I strongly suggest we institute an immediate Kardasian test on the inclusion of historical characters not directly involved in the character's lives. If Kim can wear the shoe, toss it out of the wardrobe.
I wanted to love Kate. She was my favorite character in the book. Kate is so very self aware. She wants a path out of the middle class life her parents value and one back to the life of empty luxury her father left behind. I was frustrated by the resolution of her desires. In the end Kate comes to realize she valued the striving more than the goal itself. As the reader, I can't agree. Kate barely tastes the gilded world she longed to inhabit before embracing the economically cautious one in which she was raised. During that experience she lives at the edges of the family disharmony without fully exploring it's depths. Kate is neither embraced nor renounced. She is unspoken, even when being spoken to. We are to believe that Kate comes to value her open relationship with Nick more than her constrained and conditional one with her extended family. I can get behind that but only if I believe it. Kate goes too quickly from a cautiously shocked kiss under the stairs to a total willingness to have her first sexual encounter in a stranger's crowded home. I found it hard to believe that a woman of her control would so easily cast that aside.

Nick is hungry for status of his own. His life on the edges of the nobility has become painfully difficult following his brother's marriage. Having rejected his brother in an attempt to preserve his own ambitions, he initially castigates Kate for hers. Willing to have sex in stairwells and with casual acquaintances, he harshly judges his brother's wife for doing the same. A woman who fucks you for free is a friend. A woman asking for financial support is a whore. it seems a curious line to draw, but draw it he does. Granted, the misalliance of courtesan and gentry is not to be understated. It is completely authentic to me that Nick would lose status and find his ambitions beyond reach.

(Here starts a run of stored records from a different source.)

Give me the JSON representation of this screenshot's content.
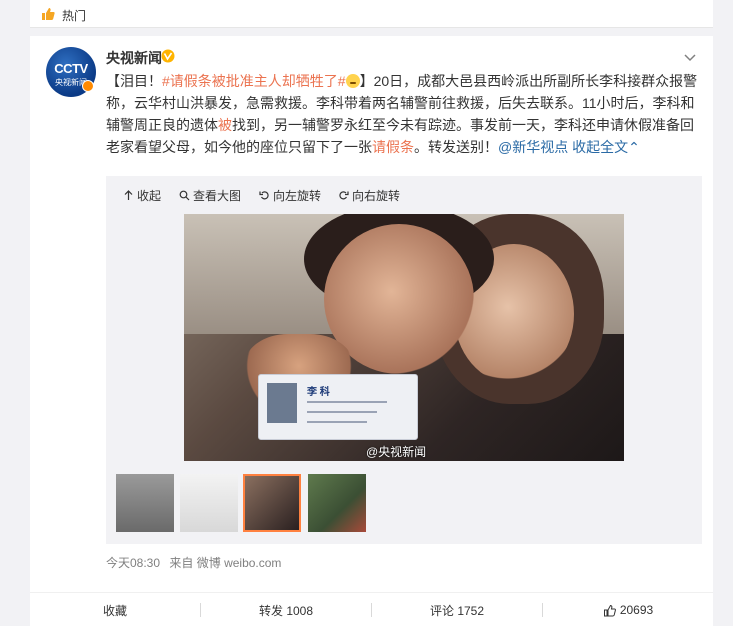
{
  "top": {
    "label": "热门"
  },
  "post": {
    "author": "央视新闻",
    "avatar_text": "CCTV",
    "avatar_sub": "央视新闻",
    "text_prefix": "【泪目！",
    "hashtag": "#请假条被批准主人却牺牲了#",
    "text_body": "】20日，成都大邑县西岭派出所副所长李科接群众报警称，云华村山洪暴发，急需救援。李科带着两名辅警前往救援，后失去联系。11小时后，李科和辅警周正良的遗体",
    "text_red1": "被",
    "text_body2": "找到，另一辅警罗永红至今未有踪迹。事发前一天，李科还申请休假准备回老家看望父母，如今他的座位只留下了一张",
    "text_red2": "请假条",
    "text_body3": "。转发送别！",
    "mention": "@新华视点",
    "collapse": "收起全文",
    "time": "今天08:30",
    "source_label": "来自",
    "source": "微博 weibo.com"
  },
  "media": {
    "tools": [
      "收起",
      "查看大图",
      "向左旋转",
      "向右旋转"
    ],
    "watermark": "@央视新闻",
    "badge_name": "李  科"
  },
  "actions": {
    "favorite": "收藏",
    "repost": "转发 1008",
    "comment": "评论 1752",
    "like": "20693"
  },
  "colors": {
    "link": "#eb7350",
    "blue": "#2a6aa5",
    "active_thumb": "#ff8140"
  }
}
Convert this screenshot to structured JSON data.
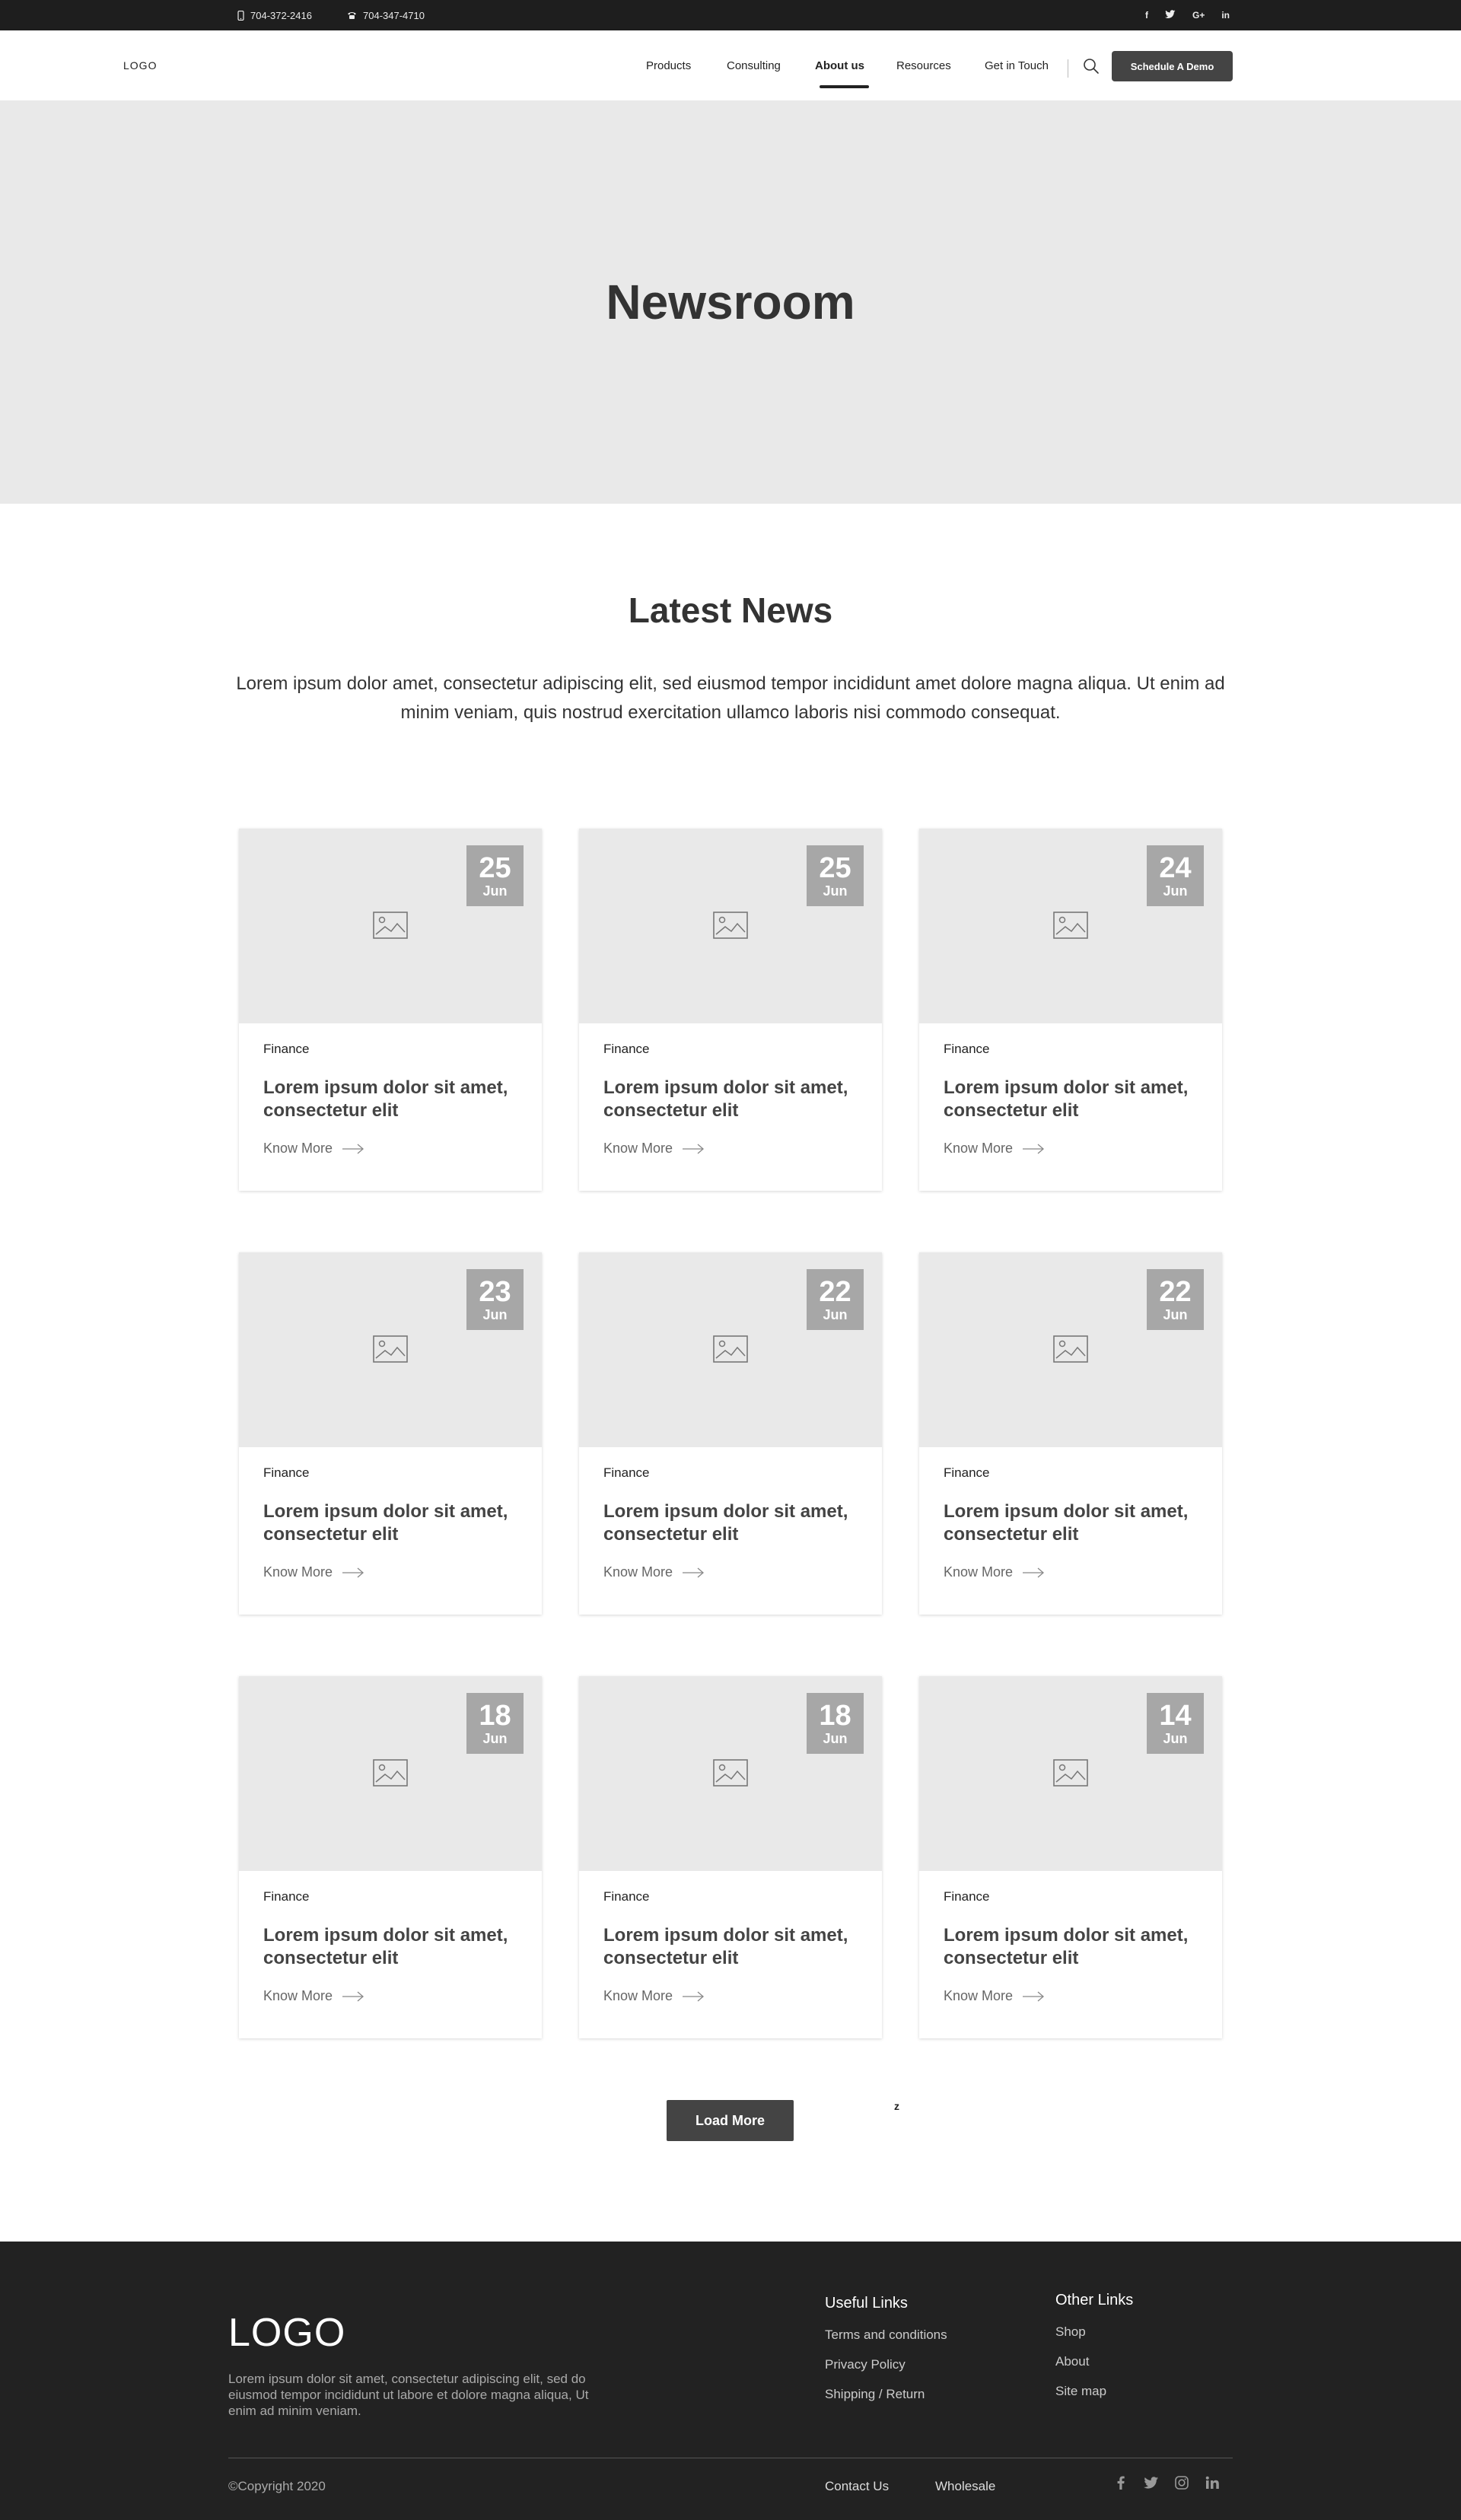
{
  "topbar": {
    "phone1": "704-372-2416",
    "phone2": "704-347-4710",
    "social": [
      "f",
      "t",
      "G+",
      "in"
    ]
  },
  "nav": {
    "logo": "LOGO",
    "items": [
      "Products",
      "Consulting",
      "About us",
      "Resources",
      "Get in Touch"
    ],
    "active": "About us",
    "cta": "Schedule A Demo"
  },
  "hero": {
    "title": "Newsroom"
  },
  "latest": {
    "title": "Latest News",
    "intro": "Lorem ipsum dolor amet, consectetur adipiscing elit, sed eiusmod tempor incididunt amet dolore magna aliqua. Ut enim ad minim veniam, quis nostrud exercitation ullamco laboris nisi commodo consequat."
  },
  "cards": [
    {
      "day": "25",
      "month": "Jun",
      "category": "Finance",
      "title": "Lorem ipsum dolor sit amet, consectetur elit",
      "link": "Know More"
    },
    {
      "day": "25",
      "month": "Jun",
      "category": "Finance",
      "title": "Lorem ipsum dolor sit amet, consectetur elit",
      "link": "Know More"
    },
    {
      "day": "24",
      "month": "Jun",
      "category": "Finance",
      "title": "Lorem ipsum dolor sit amet, consectetur elit",
      "link": "Know More"
    },
    {
      "day": "23",
      "month": "Jun",
      "category": "Finance",
      "title": "Lorem ipsum dolor sit amet, consectetur elit",
      "link": "Know More"
    },
    {
      "day": "22",
      "month": "Jun",
      "category": "Finance",
      "title": "Lorem ipsum dolor sit amet, consectetur elit",
      "link": "Know More"
    },
    {
      "day": "22",
      "month": "Jun",
      "category": "Finance",
      "title": "Lorem ipsum dolor sit amet, consectetur elit",
      "link": "Know More"
    },
    {
      "day": "18",
      "month": "Jun",
      "category": "Finance",
      "title": "Lorem ipsum dolor sit amet, consectetur elit",
      "link": "Know More"
    },
    {
      "day": "18",
      "month": "Jun",
      "category": "Finance",
      "title": "Lorem ipsum dolor sit amet, consectetur elit",
      "link": "Know More"
    },
    {
      "day": "14",
      "month": "Jun",
      "category": "Finance",
      "title": "Lorem ipsum dolor sit amet, consectetur elit",
      "link": "Know More"
    }
  ],
  "load_more": "Load More",
  "stray_text": "z",
  "footer": {
    "logo": "LOGO",
    "description": "Lorem ipsum dolor sit amet, consectetur adipiscing elit, sed do eiusmod tempor incididunt ut labore et dolore magna aliqua, Ut enim ad minim veniam.",
    "useful_title": "Useful Links",
    "useful_links": [
      "Terms and conditions",
      "Privacy Policy",
      "Shipping / Return"
    ],
    "other_title": "Other Links",
    "other_links": [
      "Shop",
      "About",
      "Site map"
    ],
    "copyright": "©Copyright 2020",
    "bottom_links": [
      "Contact Us",
      "Wholesale"
    ],
    "social": [
      "facebook-icon",
      "twitter-icon",
      "instagram-icon",
      "linkedin-icon"
    ]
  }
}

Yet Nick is still greeted by old friends. He is still welcomed in many fine homes. We are not shown Nick struggling for clients. We are told he is and invited to watch him wallow. I had the same problem with Nick that I had with his sister Martha in Grant's first book. Why, when his focus has been solely on maintaining the good opinion of Kate's family, would he take her to his rooms? Why would he consider her an unsuitable wife for a man with upwardly mobile goals when she herself is rigidly in pursuit of them? Why would he blame her for having an actress mother yet bring his most important client to that women for instruction? Why? Why? Why? Nick is a straight up whiner. His better moments elevate him to sequel material but he fails to convince me he is not going to disappoint Kate.

A Woman Entangled is likely to have many readers swooning. It's a Masterpiece Theater set piece of a book, hitting all the right marks in all the right order but ultimately leaving me distant and cold. The sexuality is original and important enough to the story development that I skimmed little of it. The reinforcement of family over finance is not seen often enough in the genre, despite my overall dissatisfaction with it's implementation. Grant remains at the edges of my awareness. She is an author I can neither embrace nor dismiss.

*This review first appeared at Love In The Margins.